I don’t have this use case in my data. Might be good to check in with the CDM Working Group about this question. All I can think of is to pick the race value that you believe to be most clinically important, and then perhaps store the other value in observation?

(Tim Quinn) #14

I work for Mount Sinai Health System here in New York City, where our patient population spans the entire range of race and ethnicity codes (truly!).
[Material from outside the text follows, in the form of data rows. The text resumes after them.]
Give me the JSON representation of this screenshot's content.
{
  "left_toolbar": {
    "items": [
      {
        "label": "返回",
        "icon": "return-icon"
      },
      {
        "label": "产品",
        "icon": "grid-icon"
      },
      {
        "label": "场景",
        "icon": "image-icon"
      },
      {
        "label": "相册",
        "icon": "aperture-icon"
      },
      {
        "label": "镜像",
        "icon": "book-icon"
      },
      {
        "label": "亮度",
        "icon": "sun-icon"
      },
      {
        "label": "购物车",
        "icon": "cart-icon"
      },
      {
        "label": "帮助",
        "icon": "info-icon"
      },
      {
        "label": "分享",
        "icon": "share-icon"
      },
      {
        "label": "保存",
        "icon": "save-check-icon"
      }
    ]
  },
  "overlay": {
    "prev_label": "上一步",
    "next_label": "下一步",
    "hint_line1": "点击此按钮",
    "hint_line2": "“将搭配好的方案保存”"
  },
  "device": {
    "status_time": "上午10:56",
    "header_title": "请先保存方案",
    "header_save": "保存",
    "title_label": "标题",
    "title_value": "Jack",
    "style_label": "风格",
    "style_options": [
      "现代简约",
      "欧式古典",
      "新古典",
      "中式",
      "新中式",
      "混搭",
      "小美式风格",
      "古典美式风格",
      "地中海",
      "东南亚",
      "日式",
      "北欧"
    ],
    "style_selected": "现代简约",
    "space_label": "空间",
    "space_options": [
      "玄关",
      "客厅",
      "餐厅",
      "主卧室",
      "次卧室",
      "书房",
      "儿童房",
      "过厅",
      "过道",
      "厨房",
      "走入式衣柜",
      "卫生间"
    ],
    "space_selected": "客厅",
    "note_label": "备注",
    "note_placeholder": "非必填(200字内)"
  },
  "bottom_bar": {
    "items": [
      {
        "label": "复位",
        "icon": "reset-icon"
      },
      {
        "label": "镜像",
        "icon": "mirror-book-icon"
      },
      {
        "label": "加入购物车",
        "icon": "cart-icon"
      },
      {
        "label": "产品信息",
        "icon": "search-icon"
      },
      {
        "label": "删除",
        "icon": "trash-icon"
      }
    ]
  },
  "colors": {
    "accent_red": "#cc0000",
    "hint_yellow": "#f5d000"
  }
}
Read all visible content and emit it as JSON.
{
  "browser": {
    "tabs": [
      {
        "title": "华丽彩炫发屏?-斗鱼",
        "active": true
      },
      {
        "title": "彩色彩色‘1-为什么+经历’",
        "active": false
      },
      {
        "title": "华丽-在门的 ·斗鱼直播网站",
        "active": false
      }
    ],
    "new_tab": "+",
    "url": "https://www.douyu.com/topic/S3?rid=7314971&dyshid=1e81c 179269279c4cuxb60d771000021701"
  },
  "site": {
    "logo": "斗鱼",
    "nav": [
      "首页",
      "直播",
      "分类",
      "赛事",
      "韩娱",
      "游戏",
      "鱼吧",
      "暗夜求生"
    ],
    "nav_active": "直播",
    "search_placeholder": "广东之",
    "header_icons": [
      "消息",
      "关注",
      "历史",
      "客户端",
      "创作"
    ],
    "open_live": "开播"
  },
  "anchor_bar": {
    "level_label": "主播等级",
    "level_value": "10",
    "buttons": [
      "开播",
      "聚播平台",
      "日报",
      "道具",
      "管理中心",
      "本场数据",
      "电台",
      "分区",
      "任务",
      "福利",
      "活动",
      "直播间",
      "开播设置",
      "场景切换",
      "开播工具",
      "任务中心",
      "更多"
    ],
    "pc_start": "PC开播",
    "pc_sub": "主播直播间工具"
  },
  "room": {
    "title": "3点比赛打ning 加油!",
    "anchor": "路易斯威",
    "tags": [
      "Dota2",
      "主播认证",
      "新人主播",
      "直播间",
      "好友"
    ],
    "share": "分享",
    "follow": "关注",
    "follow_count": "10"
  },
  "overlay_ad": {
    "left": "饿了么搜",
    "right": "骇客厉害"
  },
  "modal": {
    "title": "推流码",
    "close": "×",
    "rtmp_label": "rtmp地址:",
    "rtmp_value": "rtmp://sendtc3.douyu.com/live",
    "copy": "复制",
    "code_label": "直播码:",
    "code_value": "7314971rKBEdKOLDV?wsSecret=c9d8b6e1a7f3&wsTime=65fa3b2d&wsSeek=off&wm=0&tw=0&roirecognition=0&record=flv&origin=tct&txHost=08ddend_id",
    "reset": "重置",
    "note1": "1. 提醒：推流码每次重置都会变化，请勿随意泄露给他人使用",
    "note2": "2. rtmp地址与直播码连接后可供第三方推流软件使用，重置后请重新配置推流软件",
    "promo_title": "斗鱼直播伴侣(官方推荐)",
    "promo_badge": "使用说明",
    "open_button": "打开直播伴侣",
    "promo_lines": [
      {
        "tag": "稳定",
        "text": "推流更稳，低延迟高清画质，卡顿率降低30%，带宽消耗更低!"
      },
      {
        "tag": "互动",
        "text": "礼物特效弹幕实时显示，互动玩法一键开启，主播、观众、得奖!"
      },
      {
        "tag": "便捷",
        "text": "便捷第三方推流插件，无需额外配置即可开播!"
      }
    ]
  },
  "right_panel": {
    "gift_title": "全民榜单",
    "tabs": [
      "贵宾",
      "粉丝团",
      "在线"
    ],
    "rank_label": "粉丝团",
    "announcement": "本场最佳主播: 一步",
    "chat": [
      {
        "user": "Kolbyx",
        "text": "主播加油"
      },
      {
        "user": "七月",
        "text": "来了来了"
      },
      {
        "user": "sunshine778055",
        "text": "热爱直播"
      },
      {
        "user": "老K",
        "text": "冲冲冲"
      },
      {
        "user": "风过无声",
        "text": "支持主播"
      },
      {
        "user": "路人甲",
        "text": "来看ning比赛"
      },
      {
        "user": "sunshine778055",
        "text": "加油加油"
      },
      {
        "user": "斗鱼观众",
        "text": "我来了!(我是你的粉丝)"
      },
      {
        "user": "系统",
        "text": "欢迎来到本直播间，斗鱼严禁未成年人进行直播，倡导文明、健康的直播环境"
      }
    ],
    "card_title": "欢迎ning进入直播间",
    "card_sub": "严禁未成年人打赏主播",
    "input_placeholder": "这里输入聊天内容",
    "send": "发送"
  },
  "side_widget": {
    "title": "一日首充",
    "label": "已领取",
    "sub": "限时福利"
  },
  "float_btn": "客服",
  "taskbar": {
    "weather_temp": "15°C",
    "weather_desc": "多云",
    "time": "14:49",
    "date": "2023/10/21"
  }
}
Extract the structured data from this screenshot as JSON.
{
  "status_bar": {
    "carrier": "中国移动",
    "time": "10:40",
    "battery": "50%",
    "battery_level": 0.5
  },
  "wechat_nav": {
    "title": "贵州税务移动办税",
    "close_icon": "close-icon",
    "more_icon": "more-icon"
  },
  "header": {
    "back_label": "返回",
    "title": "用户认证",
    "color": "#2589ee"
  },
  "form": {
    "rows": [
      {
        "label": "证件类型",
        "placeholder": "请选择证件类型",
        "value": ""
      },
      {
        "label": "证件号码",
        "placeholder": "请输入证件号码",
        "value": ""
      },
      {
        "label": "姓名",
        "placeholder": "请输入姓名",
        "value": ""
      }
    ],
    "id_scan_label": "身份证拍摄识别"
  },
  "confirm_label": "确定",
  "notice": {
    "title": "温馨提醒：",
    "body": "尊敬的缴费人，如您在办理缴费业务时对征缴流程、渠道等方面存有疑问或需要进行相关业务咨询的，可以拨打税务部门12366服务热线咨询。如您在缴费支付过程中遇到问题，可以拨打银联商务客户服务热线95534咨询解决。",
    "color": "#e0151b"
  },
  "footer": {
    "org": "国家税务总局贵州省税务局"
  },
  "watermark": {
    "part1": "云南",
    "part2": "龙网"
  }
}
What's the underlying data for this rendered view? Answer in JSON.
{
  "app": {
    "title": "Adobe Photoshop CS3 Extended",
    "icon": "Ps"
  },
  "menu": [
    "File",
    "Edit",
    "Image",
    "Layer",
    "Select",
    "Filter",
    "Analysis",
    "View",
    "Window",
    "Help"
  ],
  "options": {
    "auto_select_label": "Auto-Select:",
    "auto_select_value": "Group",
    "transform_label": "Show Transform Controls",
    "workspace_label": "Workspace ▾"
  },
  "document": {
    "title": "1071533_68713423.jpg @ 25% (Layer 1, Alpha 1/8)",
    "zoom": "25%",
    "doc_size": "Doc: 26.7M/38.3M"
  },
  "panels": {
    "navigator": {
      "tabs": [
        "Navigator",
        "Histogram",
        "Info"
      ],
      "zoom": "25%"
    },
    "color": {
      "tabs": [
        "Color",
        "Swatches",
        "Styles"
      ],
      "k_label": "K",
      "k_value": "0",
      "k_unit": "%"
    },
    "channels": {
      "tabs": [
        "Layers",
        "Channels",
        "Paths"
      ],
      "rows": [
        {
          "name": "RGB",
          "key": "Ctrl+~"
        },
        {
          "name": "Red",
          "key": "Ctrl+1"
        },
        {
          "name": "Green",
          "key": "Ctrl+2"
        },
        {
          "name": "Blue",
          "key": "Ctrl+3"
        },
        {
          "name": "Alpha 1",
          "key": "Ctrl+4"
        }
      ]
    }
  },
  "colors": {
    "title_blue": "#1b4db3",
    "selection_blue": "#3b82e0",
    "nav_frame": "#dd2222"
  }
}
Like @piper, our researchers are working on health disparities projects, especially for at-risk populations.

We are doing exactly what @Ajit_Londhe suggested: loading a “primary” race to OMOP’s person.race_concept_id column and putting the others in OMOP’s observation table.

(Piper Ranallo) #15

@quinnt, I like the approach of capturing all race and ethnicity data in the observation table.

What’s your process for determining which race is primary?

(Tim Quinn) #16

Our EHR system assigns line numbers for a patient’s race categories, so we’re simply selecting the race from the first line (line number = 1).

Obviously, this is unscientific and somewhat arbitrary, but we have no other information in structured fields to go on.

(Alexander Davydov) #17

Why would you need it in the Observation table? Why don’t store it in the right place - race_source_value and ethnicity_source_value fields?

(Piper Ranallo) #18

@Alexdavv, the PERSON table can store only one race and one ethnicity value. The observation table can store the remaining values.